Labour’s scholarship backdown welcome
Labour’s scholarship backdown welcome
National's Education spokesman, Bill English, says Labour's backdown on scholarship will be good for students and for education standards.
“Scholarship in 2005 will work better because students will get marks or grades, and the top 2 or 3 percent of students in each subject are likely to pass the scholarship exam.
“The new scholarship exam is a fundamental shift in philosophy. Labour and NZQA have resisted any move to rank students against each other, but the public furore has forced them to take advice from experienced educators.

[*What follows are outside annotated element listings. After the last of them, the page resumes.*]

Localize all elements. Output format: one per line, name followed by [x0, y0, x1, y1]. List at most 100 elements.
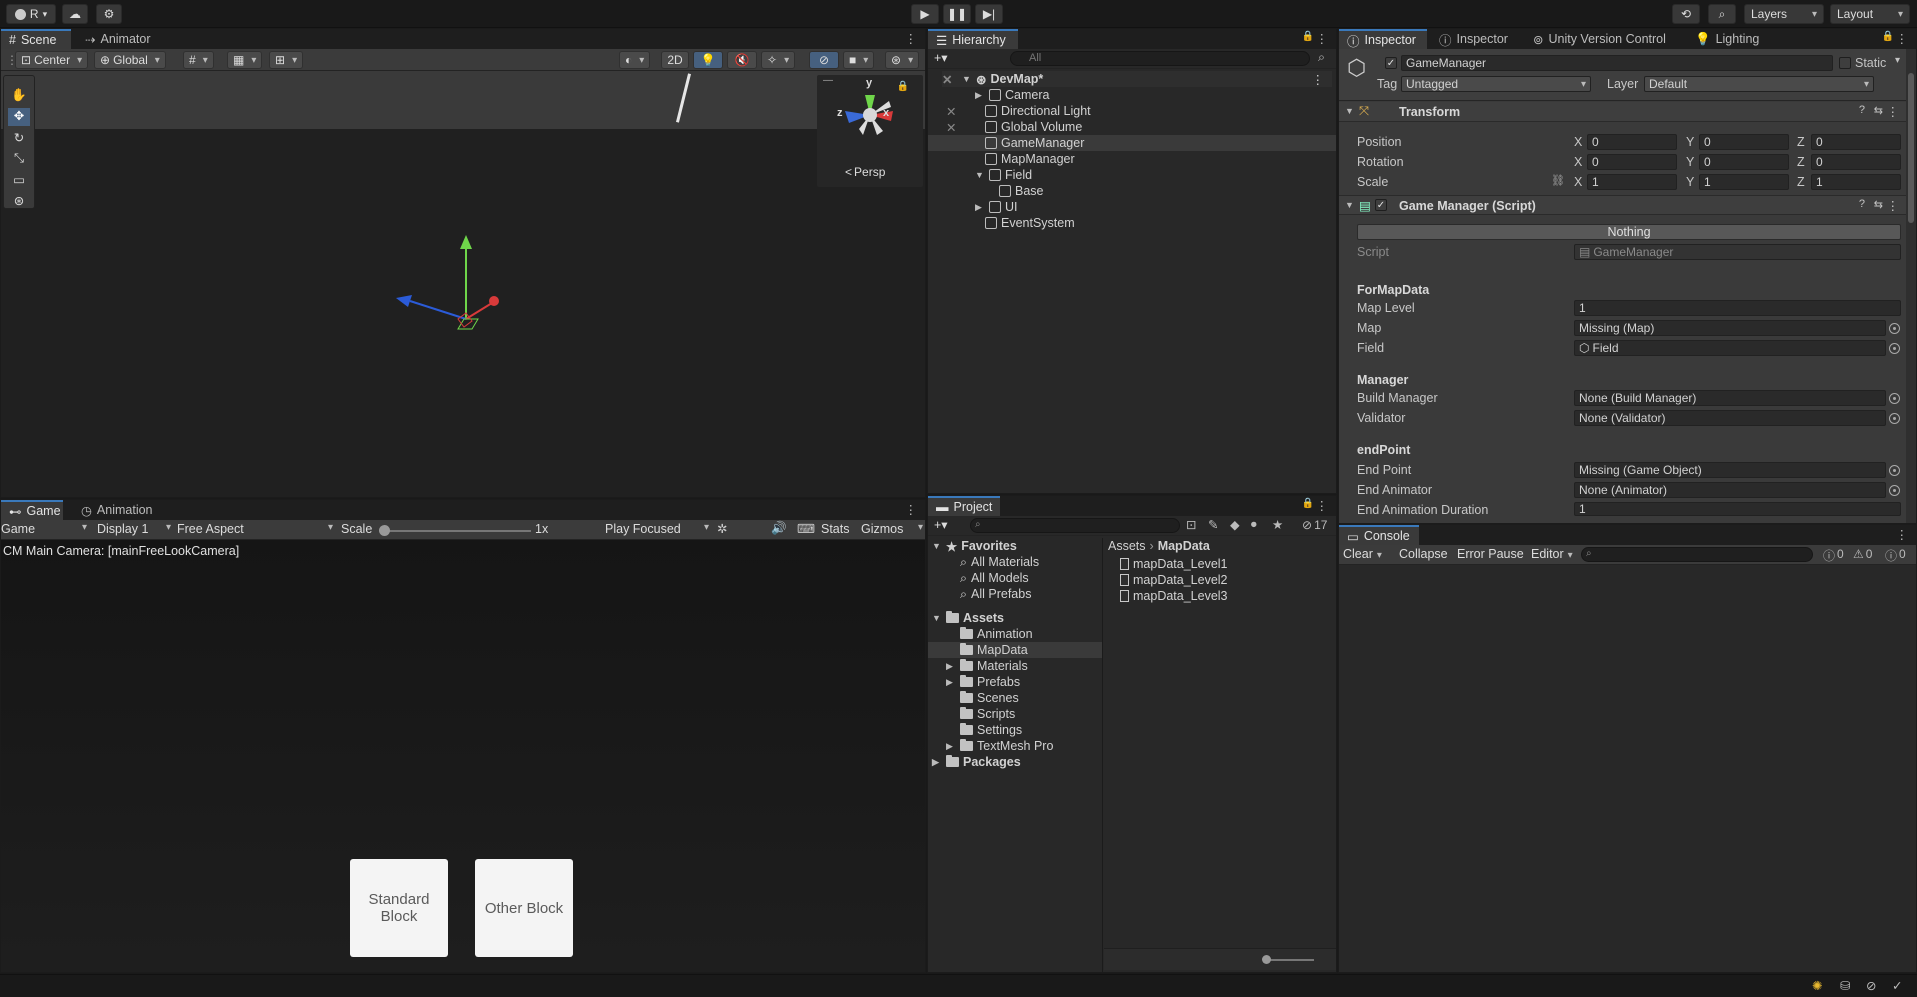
search-by-type-icon[interactable]: ⊡	[1186, 517, 1196, 532]
tab-hierarchy[interactable]: ☰ Hierarchy	[928, 29, 1018, 49]
expand-icon[interactable]: ▼	[1345, 106, 1355, 116]
scene-visibility-icon[interactable]: ✕	[942, 72, 958, 87]
network-icon[interactable]: ⊘	[1866, 978, 1876, 993]
constrain-link-icon[interactable]: ⛓	[1551, 174, 1565, 187]
tab-project[interactable]: ▬ Project	[928, 496, 1000, 516]
expand-icon[interactable]: ▶	[975, 90, 985, 101]
audio-toggle-icon[interactable]: 🔇	[727, 51, 757, 69]
grid-snap-dropdown[interactable]: #	[183, 51, 214, 69]
position-z-field[interactable]: 0	[1811, 134, 1901, 150]
component-menu-icon[interactable]: ⋮	[1887, 104, 1900, 119]
icon-size-thumb[interactable]	[1262, 955, 1271, 964]
scale-tool-icon[interactable]: ⤡	[8, 151, 30, 169]
scene-viewport[interactable]: ✋ ✥ ↻ ⤡ ▭ ⊛ — 🔒 y z x < Persp	[1, 71, 925, 497]
nothing-dropdown[interactable]: Nothing	[1357, 224, 1901, 240]
lighting-toggle-icon[interactable]: 💡	[693, 51, 723, 69]
scale-x-field[interactable]: 1	[1587, 174, 1677, 190]
hierarchy-item-directional-light[interactable]: Directional Light	[985, 103, 1091, 119]
display-dropdown[interactable]: Display 1	[97, 522, 171, 536]
tab-inspector-2[interactable]: ⓘ Inspector	[1431, 29, 1516, 49]
tag-dropdown[interactable]: Untagged	[1401, 76, 1591, 92]
scale-z-field[interactable]: 1	[1811, 174, 1901, 190]
rotation-z-field[interactable]: 0	[1811, 154, 1901, 170]
collapse-button[interactable]: Collapse	[1399, 547, 1448, 561]
favorite-all-models[interactable]: ⌕ All Models	[960, 570, 1029, 586]
scale-y-field[interactable]: 1	[1699, 174, 1789, 190]
build-manager-field[interactable]: None (Build Manager)	[1574, 390, 1886, 406]
object-picker-icon[interactable]	[1889, 343, 1900, 354]
folder-animation[interactable]: Animation	[960, 626, 1033, 642]
scrollbar-thumb[interactable]	[1908, 73, 1914, 223]
favorite-all-prefabs[interactable]: ⌕ All Prefabs	[960, 586, 1031, 602]
hand-tool-icon[interactable]: ✋	[8, 88, 30, 106]
folder-scenes[interactable]: Scenes	[960, 690, 1019, 706]
keyboard-icon[interactable]: ⌨	[797, 521, 815, 536]
rotation-x-field[interactable]: 0	[1587, 154, 1677, 170]
panel-menu-icon[interactable]: ⋮	[905, 31, 918, 46]
scale-slider[interactable]	[379, 525, 531, 536]
other-block-button[interactable]: Other Block	[475, 859, 573, 957]
tab-animation[interactable]: ◷ Animation	[73, 500, 161, 520]
hierarchy-search-input[interactable]: All	[1010, 51, 1310, 66]
inspector-lock-icon[interactable]: 🔒	[1882, 31, 1894, 42]
assets-header[interactable]: ▼ Assets	[932, 610, 1004, 626]
tab-lighting[interactable]: 💡 Lighting	[1687, 29, 1767, 49]
layer-dropdown[interactable]: Default	[1644, 76, 1874, 92]
hierarchy-add-button[interactable]: +▾	[934, 50, 948, 65]
rotate-tool-icon[interactable]: ↻	[8, 130, 30, 148]
expand-icon[interactable]: ▶	[975, 202, 985, 213]
game-viewport[interactable]: CM Main Camera: [mainFreeLookCamera] Sta…	[1, 540, 925, 972]
folder-prefabs[interactable]: ▶ Prefabs	[946, 674, 1020, 690]
hierarchy-item-base[interactable]: Base	[999, 183, 1044, 199]
project-add-button[interactable]: +▾	[934, 517, 948, 532]
tab-version-control[interactable]: ⊚ Unity Version Control	[1525, 29, 1674, 49]
component-menu-icon[interactable]: ⋮	[1887, 198, 1900, 213]
expand-icon[interactable]: ▼	[932, 541, 942, 551]
tab-inspector-1[interactable]: ⓘ Inspector	[1339, 29, 1427, 49]
search-icon[interactable]: ⌕	[1708, 4, 1736, 24]
preset-icon[interactable]: ⇆	[1874, 198, 1883, 211]
hidden-packages-toggle[interactable]: ⊘ 17	[1302, 518, 1327, 532]
breadcrumb-mapdata[interactable]: MapData	[1158, 539, 1210, 553]
folder-scripts[interactable]: Scripts	[960, 706, 1015, 722]
scene-root-item[interactable]: ✕ ▼ ⊛ DevMap* ⋮	[942, 71, 1332, 87]
warning-count-toggle[interactable]: ⚠ 0	[1853, 547, 1872, 561]
space-dropdown[interactable]: ⊕ Global	[94, 51, 166, 69]
favorite-all-materials[interactable]: ⌕ All Materials	[960, 554, 1039, 570]
camera-dropdown[interactable]: ■	[843, 51, 875, 69]
pivot-dropdown[interactable]: ⊡ Center	[15, 51, 89, 69]
static-checkbox[interactable]	[1839, 57, 1851, 69]
expand-icon[interactable]: ▼	[975, 170, 985, 180]
game-mode-dropdown[interactable]: Game	[1, 522, 87, 536]
hierarchy-item-ui[interactable]: ▶ UI	[975, 199, 1018, 215]
2d-toggle[interactable]: 2D	[661, 51, 689, 69]
error-pause-button[interactable]: Error Pause	[1457, 547, 1524, 561]
object-picker-icon[interactable]	[1889, 465, 1900, 476]
packages-header[interactable]: ▶ Packages	[932, 754, 1021, 770]
favorite-star-icon[interactable]: ★	[1272, 517, 1283, 532]
project-menu-icon[interactable]: ⋮	[1316, 498, 1329, 513]
component-enabled-checkbox[interactable]: ✓	[1375, 199, 1387, 211]
file-item[interactable]: mapData_Level2	[1120, 572, 1228, 588]
position-y-field[interactable]: 0	[1699, 134, 1789, 150]
end-animation-duration-field[interactable]: 1	[1574, 502, 1901, 516]
inspector-scrollbar[interactable]	[1906, 49, 1916, 523]
scene-line-object[interactable]	[675, 73, 692, 123]
hierarchy-item-gamemanager[interactable]: GameManager	[928, 135, 1336, 151]
expand-icon[interactable]: ▼	[1345, 200, 1355, 210]
project-search-input[interactable]: ⌕	[970, 518, 1180, 533]
rect-tool-icon[interactable]: ▭	[8, 172, 30, 190]
effects-dropdown[interactable]: ✧	[761, 51, 796, 69]
hierarchy-lock-icon[interactable]: 🔒	[1302, 31, 1314, 42]
tab-animator[interactable]: ⇢ Animator	[77, 29, 159, 49]
folder-mapdata[interactable]: MapData	[928, 642, 1102, 658]
game-menu-icon[interactable]: ⋮	[905, 502, 918, 517]
visibility-toggle-icon[interactable]: ⊘	[809, 51, 839, 69]
tab-game[interactable]: ⊷ Game	[1, 500, 63, 520]
move-tool-icon[interactable]: ✥	[8, 108, 30, 126]
console-search-input[interactable]: ⌕	[1581, 547, 1813, 562]
visibility-off-icon[interactable]: ✕	[946, 119, 956, 135]
persp-toggle[interactable]: < Persp	[845, 165, 885, 179]
gizmos-game-dropdown[interactable]: Gizmos	[861, 522, 923, 536]
validator-field[interactable]: None (Validator)	[1574, 410, 1886, 426]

“The big question now is how long will the Government resist changing NCEA levels 1-3 to fix problems affecting thousands of students who are not on the top academic level.
"The scholarship changes affect only a few thousand students. A further 100,000 students will be subject to further unfair assessment in 2005 because NCEA remains unchanged.
"Trevor Mallard caused these problems and he owes it to those thousands of students, and their parents, to get it right in 2005," says Mr English.
“Ministers also need to explain how the top scholars in each subject and each school will be chosen, when the 2004 scholarship exams did not rank students.
“More than 300 awards of up to $15,000 have not yet been allocated.
“The changes for 2005 are welcome, but they simply show there is no coherent basis for using the 2004 results to pick out some students for the large financial awards available.”